La potenza della parola dice la capacità e la possibilità di apertura reciproca nella rivelazione dei sentimenti, quando urgono nel cuore e hanno bisogno di uscire per trovare un "corpo" che li oggettivi. La parola in questo caso assume le vere caratteristiche del simbolo e dell’alleanza, come ciò che sta "in mezzo" e che permette il dialogo, il rapporto tra il soggetto e l’altro. La parola dell’amore è ciò che permette ai due amanti di esprimersi e di comprendersi mutuamente, di sintonizzarsi sulla medesima lunghezza d’onda. La parola dell’amore dunque non è che il prolungamento del corpo, anzi, in certo qual modo il corpo stesso è "parola"25 , simbolo che rende possibile l’incontro interpersonale, linguaggio che permette di esprimersi e di accogliersi reciprocamente. Come la luce permette di vedere e di riconoscere le cose, così la parola permette ai due amanti di identificarsi e di riconoscersi: ciascuno dei due prende forma dallo sguardo e dalla parola dell’altro. La parola erotica in questo caso condivide dunque la luminosità della leggerezza della carne.
La parola penetra attraverso i sensi dell’altro ed è capace di coinvolgere tutta la persona. Vero strumento di seduzione e di richiamo alla bellezza e alla gioia dell’autodonazione, il linguaggio erotico ha una potenza sconvolgente. Il primato della parola, nell’amore, spetta alla donna. È lei che chiama per prima, che lancia per prima il suo messaggio erotico. L’uomo risponde: "secondo" anche nell’amore26 . Questa è un’altra caratteristica del Cantico: nella Bibbia si ritrova ancora soprattutto nei libri sapienziali - in modo particolare nel libro dei Proverbi - ma non è assente da un altro "luogo" biblico estremamente importante per la comprensione del Cantico: i racconti della creazione. La prima esclamazione dell’uomo dopo la creazione della donna è in realtà una risposta al messaggio della bellezza erotica lanciato dalla donna: è la donna infatti che lo spinge a lasciare suo padre e sua madre e a unirsi a lei per formare una sola carne (cf Gen 2,23-24). La caduta dell’uomo nell’Eden è ancora una risposta alla parola seduttrice della sua compagna, a sua volta sedotta dalla parola del serpente e dalla bellezza del "frutto"(Gen 3,1-7).
La debolezza della parola emerge dalla stessa varietà dei termini con cui i due amanti si chiamano reciprocamente. La parola condivide non solo la potenza, la luminosità e la leggerezza ma anche la debolezza, l’oscurità e la pesantezza della carne.

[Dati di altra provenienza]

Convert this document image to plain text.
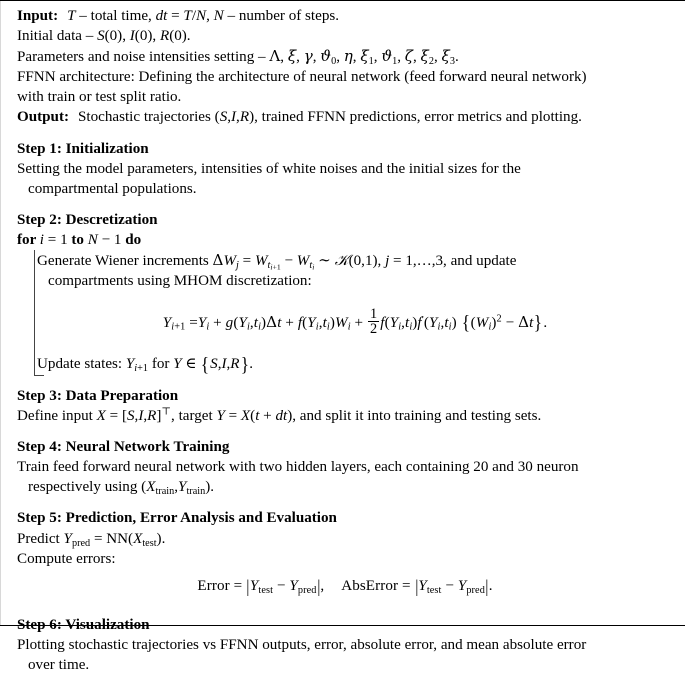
Input: T – total time, dt = T/N, N – number of steps.
Initial data – S(0), I(0), R(0).
Parameters and noise intensities setting – Λ, ξ, γ, $ϑ_0$, η, $\xi_1$, $ϑ_1$, ζ, $\xi_2$, $\xi_3$.
FFNN architecture: Defining the architecture of neural network (feed forward neural network)
with train or test split ratio.
Output: Stochastic trajectories (S,I,R), trained FFNN predictions, error metrics and plotting.
Step 1: Initialization
Setting the model parameters, intensities of white noises and the initial sizes for the
compartmental populations.
Step 2: Descretization
for i = 1 to N − 1 do
Generate Wiener increments $\Delta W_j = W_{ti+1} - W_{ti}$ ∼ 𝒦(0,1), j = 1,…,3, and update
compartments using MHOM discretization:
$Y_{i+1} =Y_i + g(Y_i,t_i)\Delta t + f(Y_i,t_i)W_i + \frac{1}{2} f(Y_i,t_i)f'(Y_i,t_i) \{(W_i)^2 - \Delta t\}$.
Update states: $Y_{i+1}$ for Y ∈ {S,I,R}.
Step 3: Data Preparation
Define input X = [S,I,R]⊤, target Y = X(t + dt), and split it into training and testing sets.
Step 4: Neural Network Training
Train feed forward neural network with two hidden layers, each containing 20 and 30 neuron
respectively using $(X_{train},Y_{train})$.
Step 5: Prediction, Error Analysis and Evaluation
Predict $Y_{pred} = NN(X_{test})$.
Compute errors:
Error = $|Y_{test} - Y_{pred}|$, AbsError = $|Y_{test} - Y_{pred}|$.
Step 6: Visualization
Plotting stochastic trajectories vs FFNN outputs, error, absolute error, and mean absolute error
over time.
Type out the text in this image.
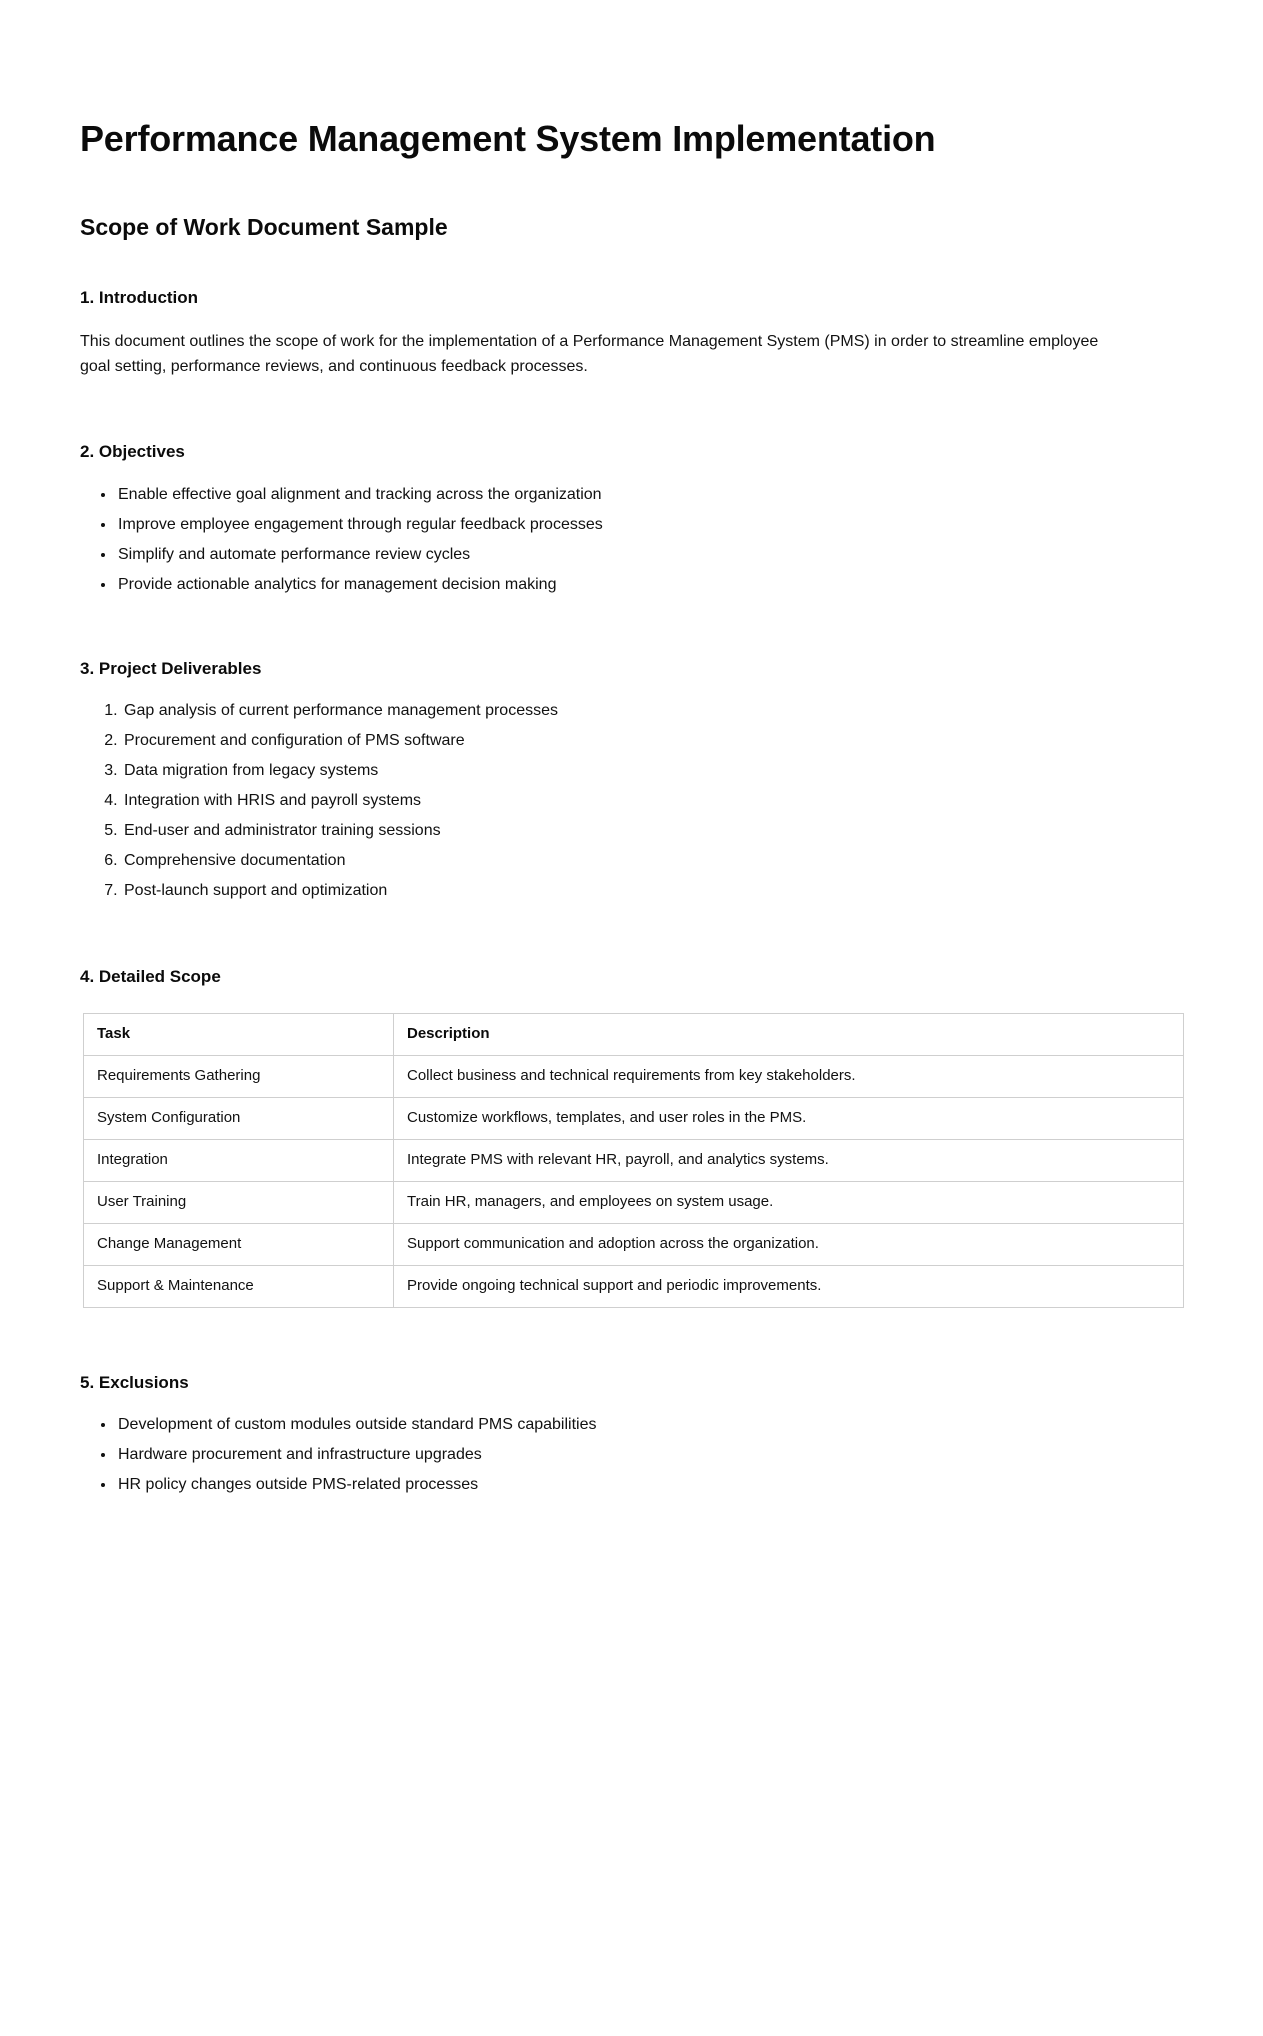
Performance Management System Implementation
Scope of Work Document Sample
1. Introduction

This document outlines the scope of work for the implementation of a Performance Management System (PMS) in order to streamline employee goal setting, performance reviews, and continuous feedback processes.

2. Objectives
• Enable effective goal alignment and tracking across the organization
• Improve employee engagement through regular feedback processes
• Simplify and automate performance review cycles
• Provide actionable analytics for management decision making
3. Project Deliverables
1. Gap analysis of current performance management processes
2. Procurement and configuration of PMS software
3. Data migration from legacy systems
4. Integration with HRIS and payroll systems
5. End-user and administrator training sessions
6. Comprehensive documentation
7. Post-launch support and optimization
4. Detailed Scope
Task	Description
Requirements Gathering	Collect business and technical requirements from key stakeholders.
System Configuration	Customize workflows, templates, and user roles in the PMS.
Integration	Integrate PMS with relevant HR, payroll, and analytics systems.
User Training	Train HR, managers, and employees on system usage.
Change Management	Support communication and adoption across the organization.
Support & Maintenance	Provide ongoing technical support and periodic improvements.
5. Exclusions
• Development of custom modules outside standard PMS capabilities
• Hardware procurement and infrastructure upgrades
• HR policy changes outside PMS-related processes
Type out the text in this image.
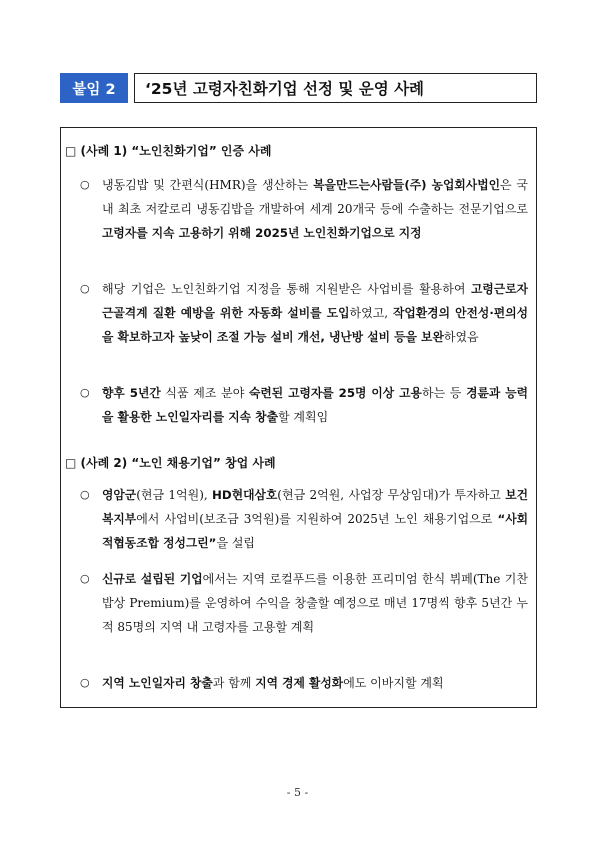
붙임 2	‘25년 고령자친화기업 선정 및 운영 사례
□ (사례 1) “노인친화기업” 인증 사례
○ 냉동김밥 및 간편식(HMR)을 생산하는 복을만드는사람들(주) 농업회사법인은 국내 최초 저칼로리 냉동김밥을 개발하여 세계 20개국 등에 수출하는 전문기업으로 고령자를 지속 고용하기 위해 2025년 노인친화기업으로 지정
○ 해당 기업은 노인친화기업 지정을 통해 지원받은 사업비를 활용하여 고령근로자 근골격계 질환 예방을 위한 자동화 설비를 도입하였고, 작업환경의 안전성·편의성을 확보하고자 높낮이 조절 가능 설비 개선, 냉난방 설비 등을 보완하였음
○ 향후 5년간 식품 제조 분야 숙련된 고령자를 25명 이상 고용하는 등 경륜과 능력을 활용한 노인일자리를 지속 창출할 계획임
□ (사례 2) “노인 채용기업” 창업 사례
○ 영암군(현금 1억원), HD현대삼호(현금 2억원, 사업장 무상임대)가 투자하고 보건복지부에서 사업비(보조금 3억원)를 지원하여 2025년 노인 채용기업으로 “사회적협동조합 정성그린”을 설립
○ 신규로 설립된 기업에서는 지역 로컬푸드를 이용한 프리미엄 한식 뷔페(The 기찬밥상 Premium)를 운영하여 수익을 창출할 예정으로 매년 17명씩 향후 5년간 누적 85명의 지역 내 고령자를 고용할 계획
○ 지역 노인일자리 창출과 함께 지역 경제 활성화에도 이바지할 계획
- 5 -
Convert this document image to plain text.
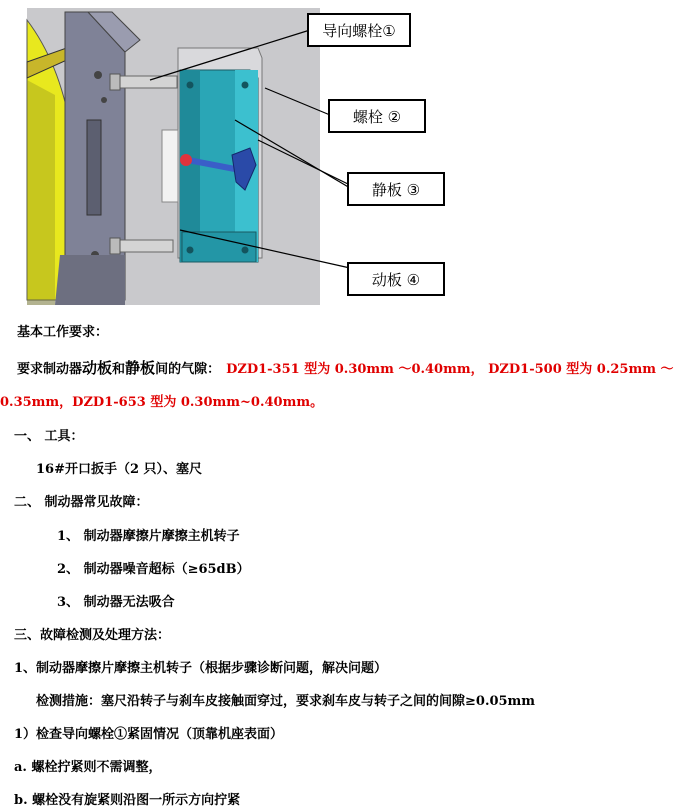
导向螺栓①
螺栓 ②
静板 ③
动板 ④
基本工作要求：
要求制动器动板和静板间的气隙： DZD1-351 型为 0.30mm ～0.40mm， DZD1-500 型为 0.25mm ～
0.35mm，DZD1-653 型为 0.30mm~0.40mm。
一、 工具：
16#开口扳手（2 只）、塞尺
二、 制动器常见故障：
1、 制动器摩擦片摩擦主机转子
2、 制动器噪音超标（≥65dB）
3、 制动器无法吸合
三、故障检测及处理方法：
1、制动器摩擦片摩擦主机转子（根据步骤诊断问题，解决问题）
检测措施：塞尺沿转子与刹车皮接触面穿过，要求刹车皮与转子之间的间隙≥0.05mm
1）检查导向螺栓①紧固情况（顶靠机座表面）
a. 螺栓拧紧则不需调整，
b. 螺栓没有旋紧则沿图一所示方向拧紧
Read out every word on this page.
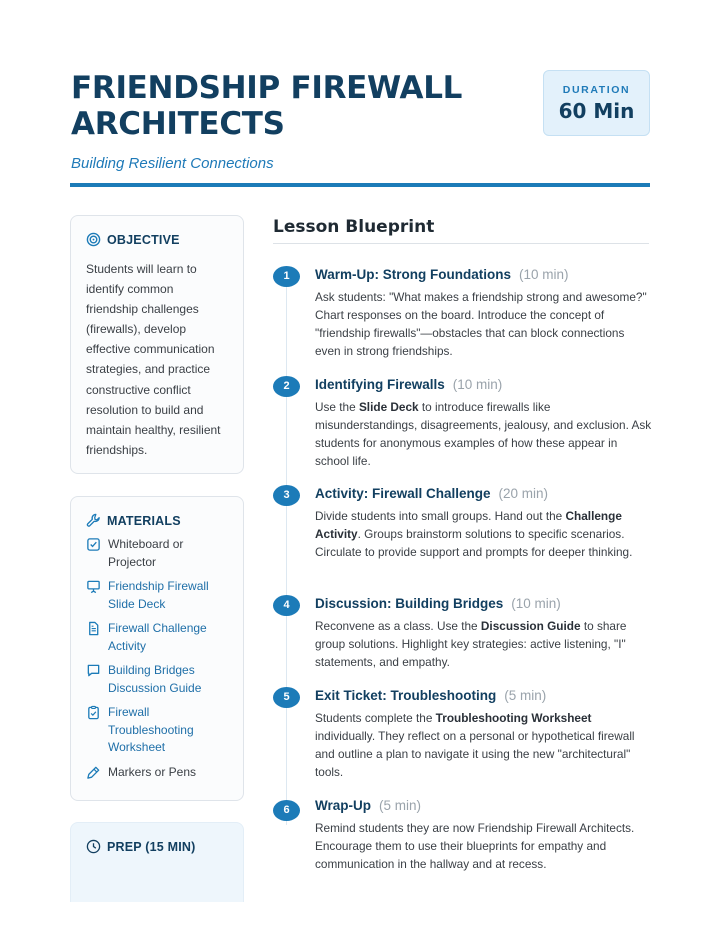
FRIENDSHIP FIREWALL ARCHITECTS
Building Resilient Connections
DURATION
60 Min
OBJECTIVE

Students will learn to identify common friendship challenges (firewalls), develop effective communication strategies, and practice constructive conflict resolution to build and maintain healthy, resilient friendships.

MATERIALS
Whiteboard or Projector
Friendship Firewall Slide Deck
Firewall Challenge Activity
Building Bridges Discussion Guide
Firewall Troubleshooting Worksheet
Markers or Pens
PREP (15 MIN)
Lesson Blueprint
1	Warm-Up: Strong Foundations (10 min)
Ask students: "What makes a friendship strong and awesome?" Chart responses on the board. Introduce the concept of "friendship firewalls"—obstacles that can block connections even in strong friendships.
2	Identifying Firewalls (10 min)
Use the Slide Deck to introduce firewalls like misunderstandings, disagreements, jealousy, and exclusion. Ask students for anonymous examples of how these appear in school life.
3	Activity: Firewall Challenge (20 min)
Divide students into small groups. Hand out the Challenge Activity. Groups brainstorm solutions to specific scenarios. Circulate to provide support and prompts for deeper thinking.
4	Discussion: Building Bridges (10 min)
Reconvene as a class. Use the Discussion Guide to share group solutions. Highlight key strategies: active listening, "I" statements, and empathy.
5	Exit Ticket: Troubleshooting (5 min)
Students complete the Troubleshooting Worksheet individually. They reflect on a personal or hypothetical firewall and outline a plan to navigate it using the new "architectural" tools.
6	Wrap-Up (5 min)
Remind students they are now Friendship Firewall Architects. Encourage them to use their blueprints for empathy and communication in the hallway and at recess.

La parola rimanda al silenzio del mistero della persona dell’altro, mai completamente posseduta, mai definibile nei suoi contorni precisi. Ma proprio per questo la parola rimanda a esperienze nuove, a nuovi incontri. Essa è aperta a conoscenze sempre nuove, inesauribili del mistero della persona dell’altro27 . Grazie alla sua debolezza la parola permette, come il corpo e la carne, la libertà dell’altro. La parola può chiamare ma non può possedere. Dice qualche cosa, non può mai dire tutto. Evoca e richiama a nostalgie struggenti, a desideri infiniti, ma non può pretendere di valicare il silenzio, che è il nucleo della libertà dell’altro. La parola non può manifestare il tutto del soggetto parlante e non può svelare e definire il tutto del soggetto al quale si rivolge. Per questo il linguaggio dialogico del Cantico naviga tra realtà e sogno, tanto che spesso non è facile distinguere tra i due ambiti.
Il linguaggio dell’amore rimane sempre allusivo28 ed elusivo, eppure il più coinvolgente e il più espressivo che sia dato all’uomo. Se l’uomo è corpo e carne nella sua relazione con il mondo e con gli altri, l’uomo è eminentemente "parola" nella sua capacità di creare legami. E in questo senso egli diventa eminentemente "parola erotica", nella vastità semantica che il termine racchiude.
La dualità di luce e tenebra, di leggerezza e di pesantezza, di presenza e assenza nello spasimo tra spirito e carne, tra infinità del desiderio e limitatezza della sua espressione trova un altro "luogo" nella coppia di termini "cercare" e "trovare". Essi ricorrono in due passi importanti29 del poema, che alludono a esperienze oniriche: 3,1-4; 5,2-8.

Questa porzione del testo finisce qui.